A segunda conclusão é que o arsenal usado pelo Ministério da Fazenda
não terá efeito sólido. A Fazenda quer desvalorizar a moeda brasileira
e proteger a indústria da competição internacional. Por isso, toma
medidas como: aumento do IOF sobre capital estrangeiro, redução de
impostos de alguns setores industriais, elevação da alíquota contra
produtos importados. A gigantesca renúncia fiscal, que o "Estadão"
calculou em quase R$ 100 bilhões desde 2007, ou as medidas de proteção
e benefício de setores escolhidos não têm tido o resultado desejado e
têm criado numerosas distorções.
Seriam defensáveis se fossem medidas de curto prazo para atender
emergências enquanto se pensa em mudanças mais estruturais, reformas
mais permanentes. Mas o governo pensa apenas no imediato e não
constrói o longo prazo. Como o país não está em crise, o mercado
interno continua forte, o mercado de trabalho oferece emprego e o
crédito se expande, a economia vai levando.
Os economistas Marcelo de Paiva Abreu, da PUC-Rio, e Armando Castelar,
da FGV, sustentam que o diagnóstico do governo está errado. A
indústria não está encolhendo, mas apenas crescendo relativamente
menos do que outros setores. Marcelo lembra que a comparação que o
governo gosta de fazer é com a indústria, como percentual do PIB, dos
anos 1980. Naquela época, o Brasil era fechado, importava apenas 3% do
PIB, ao contrário dos atuais 11%, tinha reserva de mercado e um
arsenal protecionista fora de propósito.
Hoje, lembra Castelar, o governo começa a recriar aquela lógica
através de concessões feitas aos setores que vão pedir socorro. É
muito mais fácil, diz ele, pegar um avião e ir a Brasília pedir
benefícios e barreiras contra o competidor do que se esforçar para
aumentar sua competitividade.
Marcelo pondera que o governo tem adotado medidas contrárias às normas
internacionais de comércio que se comprometeu a seguir na Organização
Mundial do Comércio (OMC). O que é permitido, explica o professor, é
elevação da tarifa de importação até o limite estabelecido na OMC. Mas
é proibido pelas regras do comércio internacional elevar as alíquotas
de impostos internos para produtos importados e não cobrá-los dos
produzidos internamente.
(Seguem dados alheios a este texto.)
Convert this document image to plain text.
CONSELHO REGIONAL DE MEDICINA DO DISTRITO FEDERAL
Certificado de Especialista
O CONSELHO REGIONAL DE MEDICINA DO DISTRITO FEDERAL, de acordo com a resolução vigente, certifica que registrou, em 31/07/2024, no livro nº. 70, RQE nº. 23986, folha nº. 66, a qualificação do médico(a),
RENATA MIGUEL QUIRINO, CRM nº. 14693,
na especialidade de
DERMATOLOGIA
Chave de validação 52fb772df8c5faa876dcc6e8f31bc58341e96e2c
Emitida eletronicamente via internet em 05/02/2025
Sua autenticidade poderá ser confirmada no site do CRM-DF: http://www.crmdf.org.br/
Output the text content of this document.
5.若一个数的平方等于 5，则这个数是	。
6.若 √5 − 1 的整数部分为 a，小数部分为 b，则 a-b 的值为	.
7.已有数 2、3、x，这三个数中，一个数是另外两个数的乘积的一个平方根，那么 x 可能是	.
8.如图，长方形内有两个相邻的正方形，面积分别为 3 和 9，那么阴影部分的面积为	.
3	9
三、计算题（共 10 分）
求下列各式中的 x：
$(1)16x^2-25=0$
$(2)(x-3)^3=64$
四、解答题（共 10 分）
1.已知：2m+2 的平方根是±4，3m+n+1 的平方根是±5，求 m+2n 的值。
O Brasil pode, portanto, subir o imposto de
importação, mas não pode cobrar IPI diferenciado.
Mas é o que o governo voltará a fazer nos próximos dias no seu pacote
de benefício: escolher setores, criar impostos que só incidem sobre o
produto importado, reduzir impostos para os que pegaram avião e foram
a Brasília pedir ajuda.
Tudo o que precisa ser feito para elevar os fatores estruturais de
competitividade tem sido adiado. São políticas de efeito demorado, mas
em algum momento precisamos começar a adotar essas medidas que
permitirão ao país continuar o seu processo de modernização iniciado
após a estabilização.
O governo tem sido cada vez mais protecionista, alerta Marcelo de
Paiva Abreu, e está recriando um modelo que já nos trouxe muitos
prejuízos e atrasos. É preciso repensar a política econômica, antes
que os "instintos animais" do empresariado, que a presidente Dilma diz
estar invocando, repitam o que sempre fizeram com seus dentes afiados:
morder parcelas cada vez mais carnudas do dinheiro público. Foi isso
que transformou o Brasil no país fechado, inflacionado, com renda
concentrada que a democracia herdou do governo militar.